I wrote down this set of ideas and spent 50,000 yuan validating it for a whole year. This is not investment advice, just a trading note—about how to survive longer in the contract market.
**Level One: Stopping the Bleed is More Urgent than Profit**
At the worst time, the account only had 30,000 left. Many people would choose to recover their losses, but recovering often leads to a big dump. What I did was the opposite: I directly withdrew the remaining funds and left 50,000 as new capital to start over.
This may sound like a retreat, but in reality, it is a prerequisite for continuing to play alive.
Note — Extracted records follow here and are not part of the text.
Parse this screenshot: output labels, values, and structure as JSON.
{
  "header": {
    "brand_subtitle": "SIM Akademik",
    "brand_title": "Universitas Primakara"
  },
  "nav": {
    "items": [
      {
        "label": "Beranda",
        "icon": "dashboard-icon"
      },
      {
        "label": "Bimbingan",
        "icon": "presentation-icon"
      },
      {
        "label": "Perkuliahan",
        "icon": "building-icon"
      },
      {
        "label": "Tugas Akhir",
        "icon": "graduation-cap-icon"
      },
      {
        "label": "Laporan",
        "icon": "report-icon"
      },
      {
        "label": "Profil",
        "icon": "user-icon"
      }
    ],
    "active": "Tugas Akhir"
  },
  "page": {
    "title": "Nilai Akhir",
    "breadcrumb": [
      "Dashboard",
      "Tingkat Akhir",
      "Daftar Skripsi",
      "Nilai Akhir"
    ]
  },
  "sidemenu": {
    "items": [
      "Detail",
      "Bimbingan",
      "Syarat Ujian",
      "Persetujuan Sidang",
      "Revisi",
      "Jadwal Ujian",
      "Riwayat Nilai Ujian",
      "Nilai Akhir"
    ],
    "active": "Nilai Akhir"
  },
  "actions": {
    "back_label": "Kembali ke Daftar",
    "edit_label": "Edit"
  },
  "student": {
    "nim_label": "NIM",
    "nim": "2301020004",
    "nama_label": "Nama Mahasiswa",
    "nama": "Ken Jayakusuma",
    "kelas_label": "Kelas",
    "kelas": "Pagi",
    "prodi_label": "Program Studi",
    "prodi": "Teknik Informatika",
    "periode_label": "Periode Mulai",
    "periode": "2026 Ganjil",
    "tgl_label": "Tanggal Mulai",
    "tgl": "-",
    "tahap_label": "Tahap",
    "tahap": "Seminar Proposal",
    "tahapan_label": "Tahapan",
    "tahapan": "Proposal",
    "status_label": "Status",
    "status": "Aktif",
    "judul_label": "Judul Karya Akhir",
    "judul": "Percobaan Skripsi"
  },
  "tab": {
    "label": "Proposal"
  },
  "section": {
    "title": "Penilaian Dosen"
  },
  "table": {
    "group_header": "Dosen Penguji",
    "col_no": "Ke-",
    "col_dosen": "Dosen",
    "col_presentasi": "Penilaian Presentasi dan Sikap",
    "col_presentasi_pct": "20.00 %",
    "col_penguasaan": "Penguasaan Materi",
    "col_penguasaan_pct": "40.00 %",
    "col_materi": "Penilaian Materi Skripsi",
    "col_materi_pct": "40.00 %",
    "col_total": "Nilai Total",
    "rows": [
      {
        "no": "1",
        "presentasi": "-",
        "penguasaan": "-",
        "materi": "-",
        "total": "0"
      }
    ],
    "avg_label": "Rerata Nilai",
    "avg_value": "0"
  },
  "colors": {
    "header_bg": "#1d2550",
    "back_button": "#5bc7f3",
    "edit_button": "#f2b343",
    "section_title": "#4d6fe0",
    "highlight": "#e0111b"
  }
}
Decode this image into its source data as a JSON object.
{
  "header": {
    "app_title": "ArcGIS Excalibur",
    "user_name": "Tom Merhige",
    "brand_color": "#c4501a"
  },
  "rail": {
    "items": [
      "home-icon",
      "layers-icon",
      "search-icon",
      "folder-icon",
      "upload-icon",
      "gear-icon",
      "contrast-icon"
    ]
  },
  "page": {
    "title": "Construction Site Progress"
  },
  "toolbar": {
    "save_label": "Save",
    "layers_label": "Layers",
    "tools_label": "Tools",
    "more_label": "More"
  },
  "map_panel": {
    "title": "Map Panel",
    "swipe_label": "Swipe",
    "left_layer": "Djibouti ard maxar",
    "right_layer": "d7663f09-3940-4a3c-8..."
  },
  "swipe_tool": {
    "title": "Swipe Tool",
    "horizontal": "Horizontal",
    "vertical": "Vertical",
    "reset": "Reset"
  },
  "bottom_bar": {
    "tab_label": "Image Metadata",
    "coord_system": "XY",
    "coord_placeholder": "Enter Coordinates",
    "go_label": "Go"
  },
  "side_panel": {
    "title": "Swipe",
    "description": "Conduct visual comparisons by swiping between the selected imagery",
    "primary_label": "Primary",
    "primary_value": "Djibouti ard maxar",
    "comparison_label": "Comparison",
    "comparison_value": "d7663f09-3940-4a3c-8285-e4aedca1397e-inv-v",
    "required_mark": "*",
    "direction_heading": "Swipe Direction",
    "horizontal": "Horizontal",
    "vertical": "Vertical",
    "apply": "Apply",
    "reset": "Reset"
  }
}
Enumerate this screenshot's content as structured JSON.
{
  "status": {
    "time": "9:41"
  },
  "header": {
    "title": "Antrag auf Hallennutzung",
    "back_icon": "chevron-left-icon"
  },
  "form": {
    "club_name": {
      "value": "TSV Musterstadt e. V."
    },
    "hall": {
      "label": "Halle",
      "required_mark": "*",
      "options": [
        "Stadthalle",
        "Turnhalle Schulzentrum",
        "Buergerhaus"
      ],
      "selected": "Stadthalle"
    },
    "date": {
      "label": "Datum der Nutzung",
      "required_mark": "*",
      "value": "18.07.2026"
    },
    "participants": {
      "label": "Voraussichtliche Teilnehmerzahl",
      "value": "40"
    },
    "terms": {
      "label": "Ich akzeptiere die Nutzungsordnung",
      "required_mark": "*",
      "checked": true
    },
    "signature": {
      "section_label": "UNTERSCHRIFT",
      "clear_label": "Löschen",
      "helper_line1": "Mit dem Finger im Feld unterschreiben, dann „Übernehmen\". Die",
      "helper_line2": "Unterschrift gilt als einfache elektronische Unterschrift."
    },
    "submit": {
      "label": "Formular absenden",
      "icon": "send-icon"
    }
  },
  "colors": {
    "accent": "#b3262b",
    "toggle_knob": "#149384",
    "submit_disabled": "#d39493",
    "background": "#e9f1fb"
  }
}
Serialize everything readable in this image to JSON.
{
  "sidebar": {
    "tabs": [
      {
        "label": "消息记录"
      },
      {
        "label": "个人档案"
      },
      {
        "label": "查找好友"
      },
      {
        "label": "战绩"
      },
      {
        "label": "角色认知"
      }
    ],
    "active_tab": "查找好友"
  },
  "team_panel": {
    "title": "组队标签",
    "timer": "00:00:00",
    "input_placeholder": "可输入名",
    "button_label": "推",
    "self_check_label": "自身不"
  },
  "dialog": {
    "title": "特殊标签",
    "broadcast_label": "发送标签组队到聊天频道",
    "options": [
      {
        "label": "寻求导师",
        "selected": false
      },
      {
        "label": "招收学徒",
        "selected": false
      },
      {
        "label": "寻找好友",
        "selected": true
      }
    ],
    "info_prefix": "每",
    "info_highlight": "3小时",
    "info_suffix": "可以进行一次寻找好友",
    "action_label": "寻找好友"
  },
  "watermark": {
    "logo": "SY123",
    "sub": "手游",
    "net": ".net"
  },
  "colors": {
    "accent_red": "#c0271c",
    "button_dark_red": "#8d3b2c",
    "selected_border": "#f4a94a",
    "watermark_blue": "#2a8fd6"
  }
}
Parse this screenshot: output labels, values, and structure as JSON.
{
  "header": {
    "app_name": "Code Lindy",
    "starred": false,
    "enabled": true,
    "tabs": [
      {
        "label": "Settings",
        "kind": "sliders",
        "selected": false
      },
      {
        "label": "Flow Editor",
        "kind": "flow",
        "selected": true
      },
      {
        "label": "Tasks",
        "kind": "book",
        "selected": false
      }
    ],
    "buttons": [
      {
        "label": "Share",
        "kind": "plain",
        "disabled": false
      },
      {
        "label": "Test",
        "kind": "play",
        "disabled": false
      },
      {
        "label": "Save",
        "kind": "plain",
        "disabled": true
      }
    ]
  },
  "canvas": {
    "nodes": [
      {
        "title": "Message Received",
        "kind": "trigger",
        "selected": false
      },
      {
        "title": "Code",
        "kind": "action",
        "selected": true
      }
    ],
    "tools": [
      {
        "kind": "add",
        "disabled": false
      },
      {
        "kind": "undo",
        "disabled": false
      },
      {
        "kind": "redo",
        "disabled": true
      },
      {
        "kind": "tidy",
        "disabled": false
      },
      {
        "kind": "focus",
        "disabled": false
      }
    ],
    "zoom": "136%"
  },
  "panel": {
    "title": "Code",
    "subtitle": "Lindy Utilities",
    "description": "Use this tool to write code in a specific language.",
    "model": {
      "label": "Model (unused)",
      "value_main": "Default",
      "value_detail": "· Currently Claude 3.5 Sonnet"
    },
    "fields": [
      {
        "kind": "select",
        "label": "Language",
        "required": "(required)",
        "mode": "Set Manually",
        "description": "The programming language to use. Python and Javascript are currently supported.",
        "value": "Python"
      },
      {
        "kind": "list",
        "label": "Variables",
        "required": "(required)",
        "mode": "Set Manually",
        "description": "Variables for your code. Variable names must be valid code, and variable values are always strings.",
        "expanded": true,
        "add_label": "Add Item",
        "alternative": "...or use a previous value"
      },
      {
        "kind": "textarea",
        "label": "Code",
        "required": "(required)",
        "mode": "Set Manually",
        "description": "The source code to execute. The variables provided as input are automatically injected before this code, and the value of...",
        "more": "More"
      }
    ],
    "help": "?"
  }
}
The mindset adjustment is halfway done; the rest is a matter of execution.
**Level Two: Position is the Lifeline**
The rules are very simple, so simple that they are a bit rigid:
- The isolated margin mode operates, with a maximum of 5000 used as collateral for an account of 50,000.
- Leverage not exceeding 10 times, set a 2% hard stop loss
- Only trade small positions to get a feel when there are no clear signals, leaving the principal unchanged.
The core logic is that the principal is always the principal and cannot be used as ammunition.
**Level 3: Wait for the three signals to appear simultaneously**
It's not the right time to open a position all the time. My standards are very strict:
A big dump of more than 50% indicates that the bottom has been fully smashed out. Sideways must be maintained for more than 30 days, as both bulls and bears have used up their strength. Finally, when breaking through the previous high, we need to wait for a confirmation of 3% to prevent getting caught in a false breakout.
Only when the three conditions are met at the same time can it be considered a real entry opportunity.
**Level 4: Profit is the real money**
The 5000 margin is locked and will never be increased. Only the profits earned can be used to add positions. When the increase reaches 10%, use the newly added profits to open another position of 5000, so there will be two 5000s running.
If the market continues to improve and reaches a 50% increase, the account could expand by 3 to 4 times. At this point, withdraw 30% to secure profits, and keep the rest in line with the market.
**Final Insights**
In the cryptocurrency world, those who survive until the end are never the ones who operate daily and frequently increase their positions. The truly valuable skill is knowing when to act and even more importantly, knowing when to stop.
The logic of rollover is essentially about waiting for that inevitable opportunity to arrive.